Statki handlowe mają coraz większe rozmiary i zawierają coraz więcej systemów elektronicznych. Marynarze często polegają na danych technologicznych bardziej niż na własnych umiejętnościach, wiedzy i zmysłach. Załogi są coraz mniejsze, a systemy komputerowe są używane nie tylko do nawigacji, ale także do szybkiego rozładunku, przenoszenia i śledzenia towarów w portach. Niestety systemy te są także dużym stopniu podatne na cyberzagrożenia.
Ofiary często trzymają w tajemnicy przeprowadzane ataki. Chodzi o to, że firmy żeglugowe cenią swoją reputację bardziej niż stracone pieniądze. Ponadto cyberprzestępcy działają po cichu i w wielu przypadkach firmy nie są świadome, że zostały zhakowane.
90% światowego handlu odbywa się drogą morską. Każde włamanie może kosztować właścicieli statków miliony dolarów, a w niektórych przypadkach nawet zrujnować gospodarkę krajową. Włamując się do kluczowych terminali kontenerowych, przestępcy mogą zaburzyć działanie regionalnego i narodowego łańcucha dostaw. Brytyjski rząd ujawnił, że cyberataki kosztują branżę naftową i gazową około 400 milionów funtów rocznie.
Badacze odkryli luki bezpieczeństwa w kluczowych technologiach statków: GPS-ie, statkowym Systemie Automatycznej Identyfikacji (AIS) oraz systemie obrazowania map elektronicznych i informacji nawigacyjnych (ECDIS). Co więcej, wielu marynarzy nie jest przygotowanych na sytuację, w której doszłoby do zhakowania urządzenia pokładowego. Na przykład potajemna ingerencja w GPS-a może spowodować, że statek niepostrzeżenie zboczy z kursu, co może doprowadzić do kolizji lub opóźnień w dostawie towaru.

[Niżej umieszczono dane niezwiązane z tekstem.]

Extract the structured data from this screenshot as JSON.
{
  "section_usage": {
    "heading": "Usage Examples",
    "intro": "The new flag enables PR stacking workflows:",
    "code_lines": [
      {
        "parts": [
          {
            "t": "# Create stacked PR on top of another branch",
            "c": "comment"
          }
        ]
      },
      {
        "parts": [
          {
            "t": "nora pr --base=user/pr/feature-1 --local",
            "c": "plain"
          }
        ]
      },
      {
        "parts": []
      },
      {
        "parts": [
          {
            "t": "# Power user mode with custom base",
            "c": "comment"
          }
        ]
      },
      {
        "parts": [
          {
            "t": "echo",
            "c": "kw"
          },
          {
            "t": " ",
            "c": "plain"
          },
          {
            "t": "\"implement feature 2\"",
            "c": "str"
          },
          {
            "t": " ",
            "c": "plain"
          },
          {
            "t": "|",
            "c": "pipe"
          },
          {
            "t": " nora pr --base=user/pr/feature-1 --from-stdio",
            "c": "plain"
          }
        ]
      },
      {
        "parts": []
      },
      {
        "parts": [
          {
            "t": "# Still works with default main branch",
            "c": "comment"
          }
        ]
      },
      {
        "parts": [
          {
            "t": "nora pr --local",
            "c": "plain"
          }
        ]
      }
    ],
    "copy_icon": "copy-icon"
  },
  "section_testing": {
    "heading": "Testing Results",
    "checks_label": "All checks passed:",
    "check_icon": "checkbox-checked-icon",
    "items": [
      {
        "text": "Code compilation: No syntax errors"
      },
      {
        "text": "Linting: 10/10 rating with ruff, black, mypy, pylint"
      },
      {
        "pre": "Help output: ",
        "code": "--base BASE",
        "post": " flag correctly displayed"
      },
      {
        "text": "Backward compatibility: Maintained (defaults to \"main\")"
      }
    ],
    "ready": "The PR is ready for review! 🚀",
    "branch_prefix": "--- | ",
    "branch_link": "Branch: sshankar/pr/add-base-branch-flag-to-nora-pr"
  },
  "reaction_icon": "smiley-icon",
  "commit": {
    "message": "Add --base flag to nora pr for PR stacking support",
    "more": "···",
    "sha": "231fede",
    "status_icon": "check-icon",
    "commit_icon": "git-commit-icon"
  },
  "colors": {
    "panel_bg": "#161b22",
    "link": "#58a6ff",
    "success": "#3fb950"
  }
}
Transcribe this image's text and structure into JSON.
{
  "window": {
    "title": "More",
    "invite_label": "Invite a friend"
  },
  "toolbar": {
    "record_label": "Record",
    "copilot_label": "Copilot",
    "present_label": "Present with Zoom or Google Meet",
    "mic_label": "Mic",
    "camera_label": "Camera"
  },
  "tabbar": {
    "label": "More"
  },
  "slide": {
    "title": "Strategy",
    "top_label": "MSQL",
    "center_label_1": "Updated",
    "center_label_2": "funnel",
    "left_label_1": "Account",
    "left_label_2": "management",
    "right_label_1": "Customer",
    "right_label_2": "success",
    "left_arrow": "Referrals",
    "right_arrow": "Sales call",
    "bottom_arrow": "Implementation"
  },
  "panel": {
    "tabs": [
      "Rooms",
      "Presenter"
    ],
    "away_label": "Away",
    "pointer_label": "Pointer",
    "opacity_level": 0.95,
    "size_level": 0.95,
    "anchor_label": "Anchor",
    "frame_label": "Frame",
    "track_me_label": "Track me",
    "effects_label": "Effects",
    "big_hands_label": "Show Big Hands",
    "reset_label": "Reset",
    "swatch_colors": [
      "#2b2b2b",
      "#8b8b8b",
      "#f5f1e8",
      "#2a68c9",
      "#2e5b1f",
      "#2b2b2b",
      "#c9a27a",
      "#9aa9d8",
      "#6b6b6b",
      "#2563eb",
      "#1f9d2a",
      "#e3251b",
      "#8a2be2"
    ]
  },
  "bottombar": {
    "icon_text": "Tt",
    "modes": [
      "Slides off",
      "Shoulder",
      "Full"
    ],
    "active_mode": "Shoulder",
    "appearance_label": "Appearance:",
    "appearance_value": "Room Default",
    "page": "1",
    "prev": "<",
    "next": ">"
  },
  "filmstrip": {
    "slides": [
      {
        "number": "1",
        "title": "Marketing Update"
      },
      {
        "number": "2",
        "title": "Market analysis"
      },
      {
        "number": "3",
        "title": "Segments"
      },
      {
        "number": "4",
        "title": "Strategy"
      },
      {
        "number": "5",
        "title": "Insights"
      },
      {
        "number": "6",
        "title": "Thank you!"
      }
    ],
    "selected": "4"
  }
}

W 2010 roku wieża wiertnicza została przechylona na placu budowy w Korei Południowej w kierunku Ameryki Południowej, a powodem było zawirusowanie systemów kontrolnych oraz komputerów używanych przez marynarzy. Zidentyfikowanie włamania i naprawienie problemu zajęło 19 dni. Znane są także inne podobne przypadki, niedawno jeden z nich opisał Reuters: na pokładzie pływającej platformy wiertniczej nie było ekspertów ds. cyberbezpieczeństwa, więc została ona zamknięta na tydzień – do momentu naprawienia problemu.
W sierpniu 2011 roku hakerzy spenetrowali serwery IRISL, należące do Linii Żeglugowych Islamskiej Republiki Iranu, niszcząc dane dotyczące stawek, załadunku, numerów towarów, dat oraz miejsc dostarczenia. Dla niektórych kontenerów nie można było w ogóle określić lokalizacji, a znaczna część towaru została dostarczona pod niewłaściwe adresy, lub nawet zgubiona.
W 2012 roku hakerzy pracujący dla koncernu przestępczego włamali się do systemu załadunkowego kontrolowanego przez agencję australijskiej służby celnej i granicznej. Cyberprzestępcy chcieli wiedzieć, które kontenery transportowe są podejrzewane przez policję lub organy celne. Będąc w posiadaniu tych danych, wiedzieli, które z nich muszą wyłączyć z przemytu.
Branża transportu morskiego to smaczny kąsek dla cyberprzestępców
W 2013 roku w centrum uwagi znalazł się port w Antwerpii. Prawdopodobnie przez dwa lata był ofiarą ataku APT zorganizowanego przez kartel narkotykowy. W czerwcu 2011 hakerzy złamali systemy terminali i przejęli nad nimi kontrolę.
Następnie wydali swoim kierowcom ciężarówek przemycane kontenery i usunęli ze wszystkich baz danych informacje o nich, a wszystko to bez świadomości władz portowych. Gdy w sprawie zorientowała się policja, z biegiem czasu odkryto także tonę kokainy, broń oraz ponad 1,3 miliona euro w walizce. A był to dopiero czubek góry lodowej.
W okresie 2014-2015 firmy zajmujące się bezpieczeństwem rozwiązały problem, ujawniając wiele podatności: od specyficznych działań phishingowych wymierzonych w firmy morskie po niezałatane systemy IT straży wybrzeża.
Teraz wszyscy rozumieją, że przemysł morski jest podatny na ataki hakerów. Na szczęście odpowiednia motywacja oraz pieniądze mogą pomóc w rozwiązaniu tych problemów. Niestety omawiana dzisiaj branża jest zbyt duża, aby wyeliminować wszystkie kwestie bezpieczeństwa przez pstryknięcie palcami.